But you dont need to mention the cl file any longer.
Evenso _instance_per_device 1 is needless.
Count 1 is enough now.
Mine looks like this.
<app>
<name>astropulse_v6</name>
</app>
<file_info>
<name>AP6_win_x86_SSE2_OpenCL_ATI_r1363.exe</name>
<executable/>
</file_info>
<file_info>
<name>ap_cmdline.txt</name>
</file_info>
<app_version>
<app_name>astropulse_v6</app_name>
<version_num>601</version_num>
<avg_ncpus>0.04</avg_ncpus>
<max_ncpus>0.2</max_ncpus>
<plan_class>ati13ati</plan_class>
<coproc>
<type>ATI</type>
<count>0.5</count>
</coproc>
<file_ref>
<file_name>AP6_win_x86_SSE2_OpenCL_ATI_r1363.exe</file_name>
<main_program/>
</file_ref>
<file_ref>
<file_name>ap_cmdline.txt</file_name>
</file_ref>
</app_version>
ap_cmdline.txt includes the params.
Mike
-
It's working ! Thanks.
Still I'd like to know about -initial_ffa_sleep N M switch and which is recomended driver for my old GTX260 ;)
edit: Here is my first result (http://setiathome.berkeley.edu/result.php?resultid=2719777604) with new app.
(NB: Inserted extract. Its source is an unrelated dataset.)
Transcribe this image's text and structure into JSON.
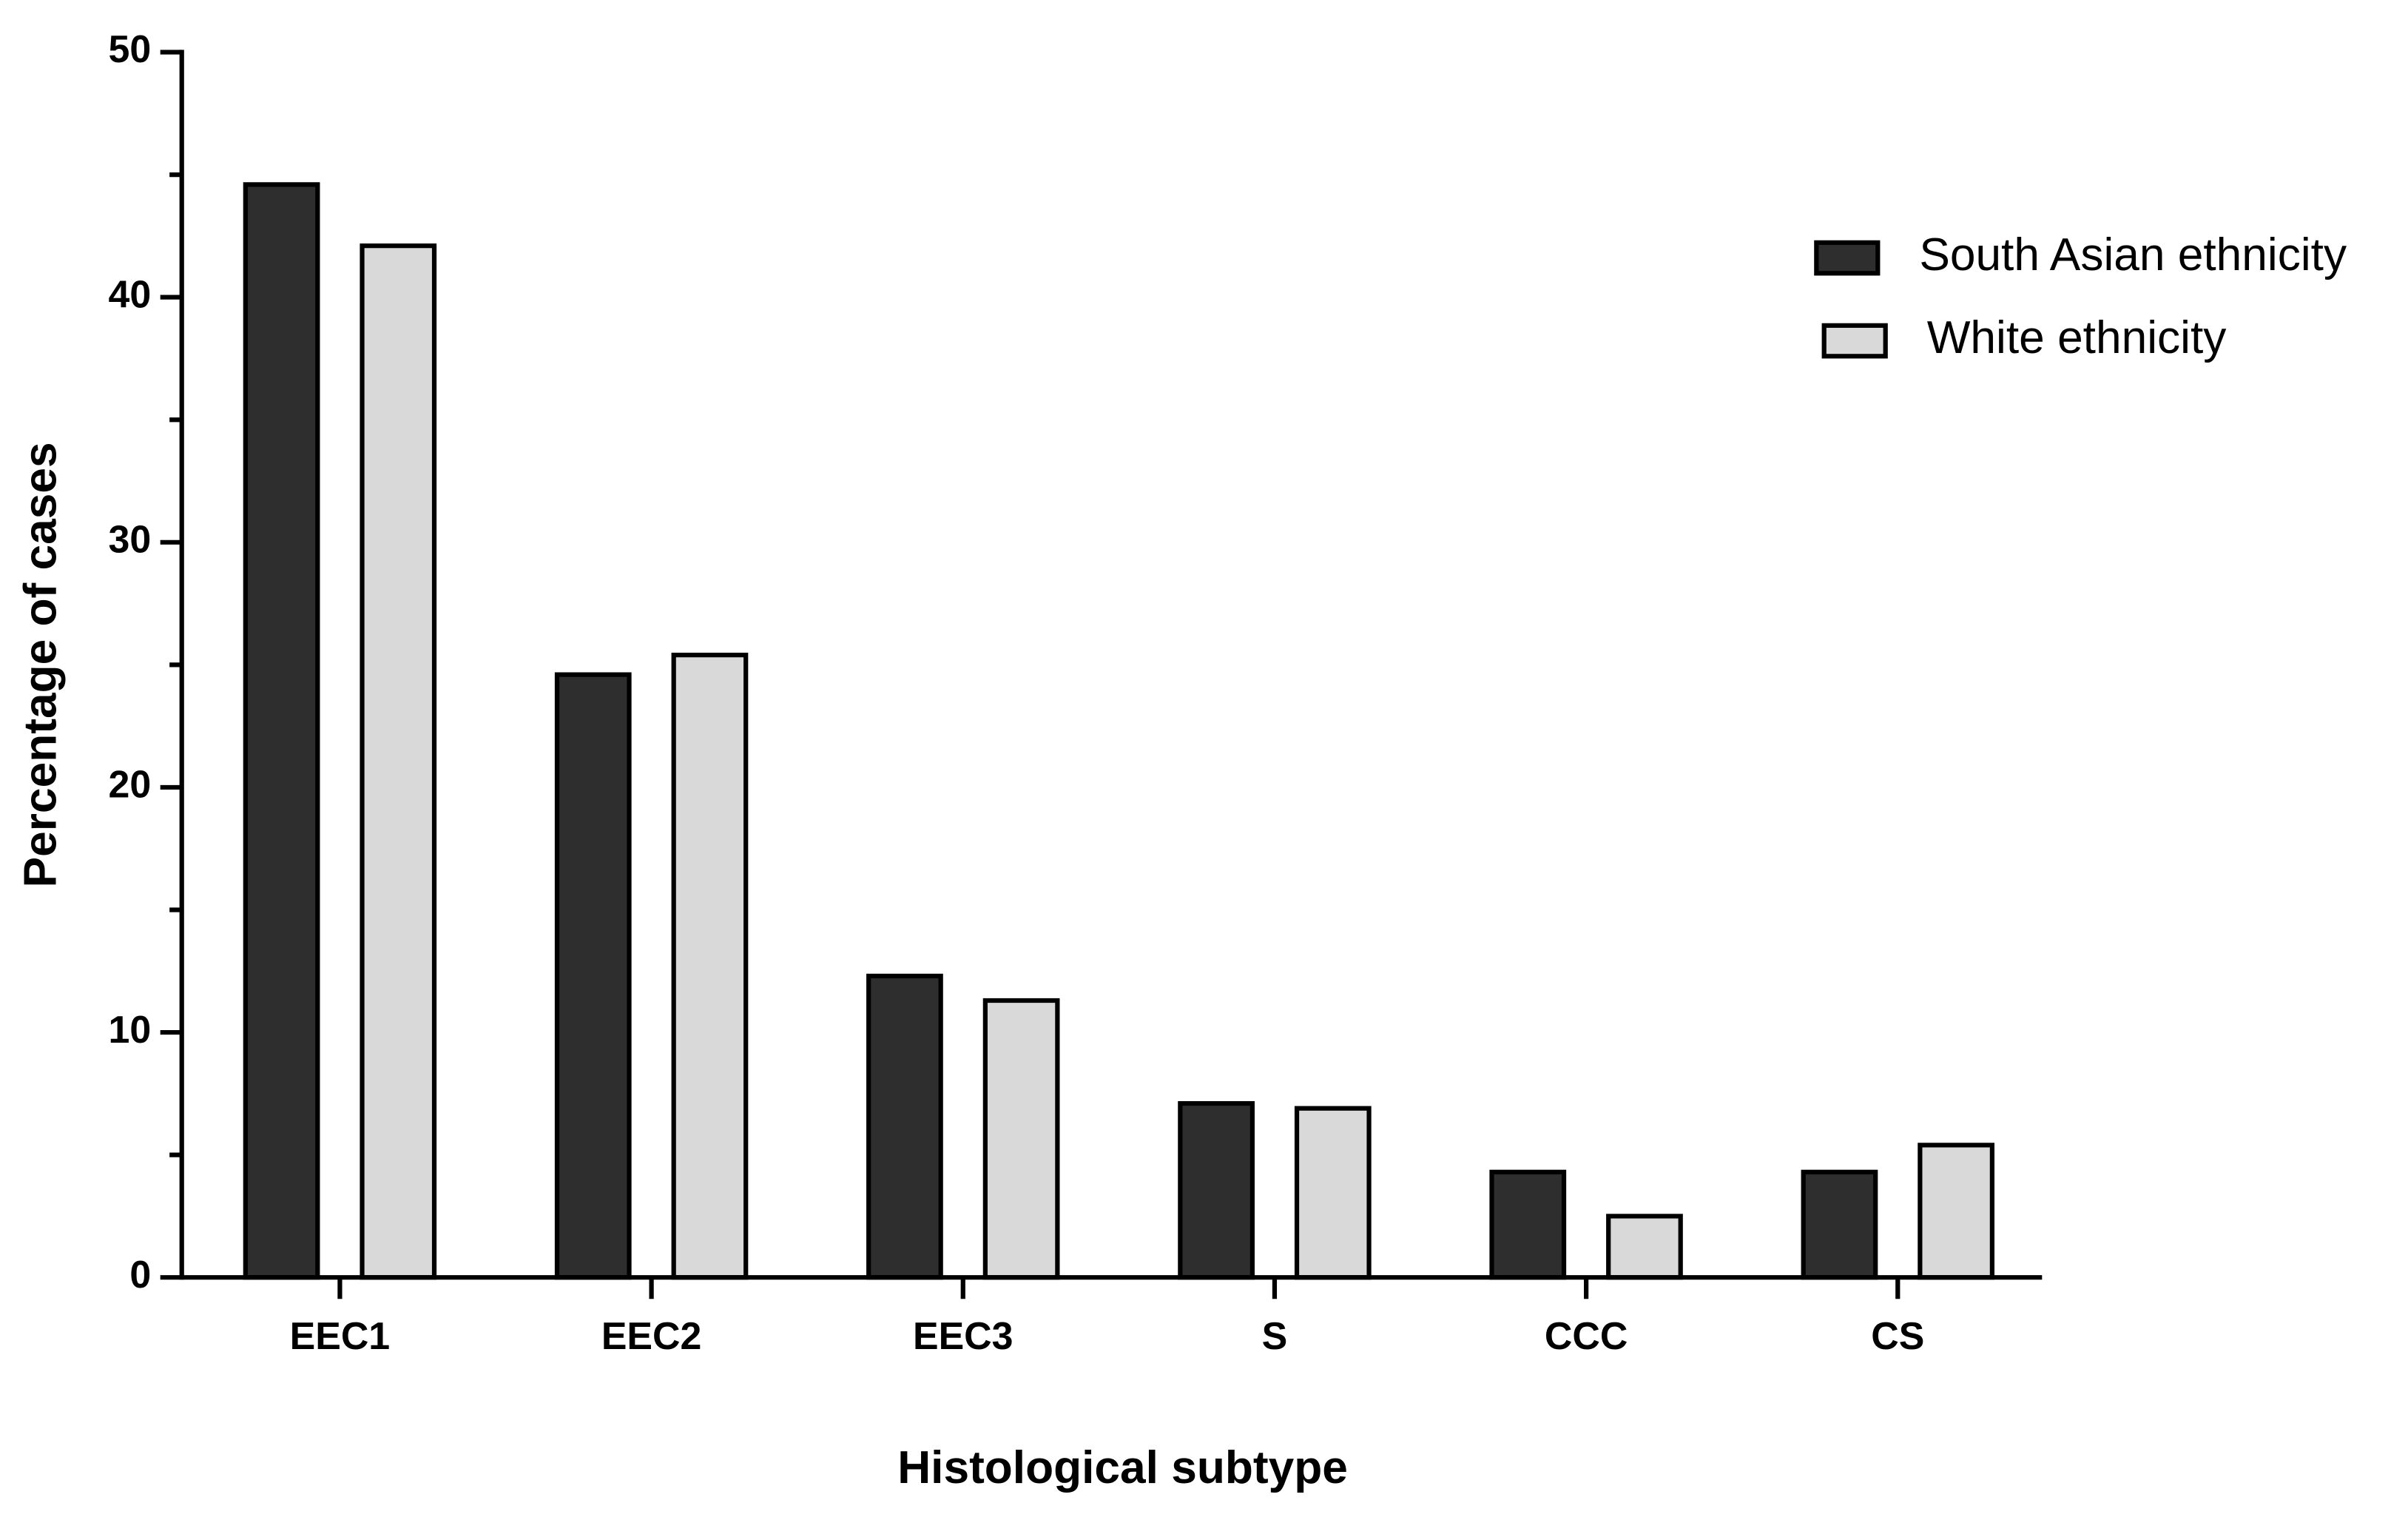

Should I be worried about infos and warnings about opening some binary kernel files? I've noticed that those files were created in my data folder.
-
If they were created - no reason to worry.
-initial_ffa_sleep N M is experimental switch provided in case someone finds it useful for own host.
Recommended driver (for OpenCL NV app) is: 263.06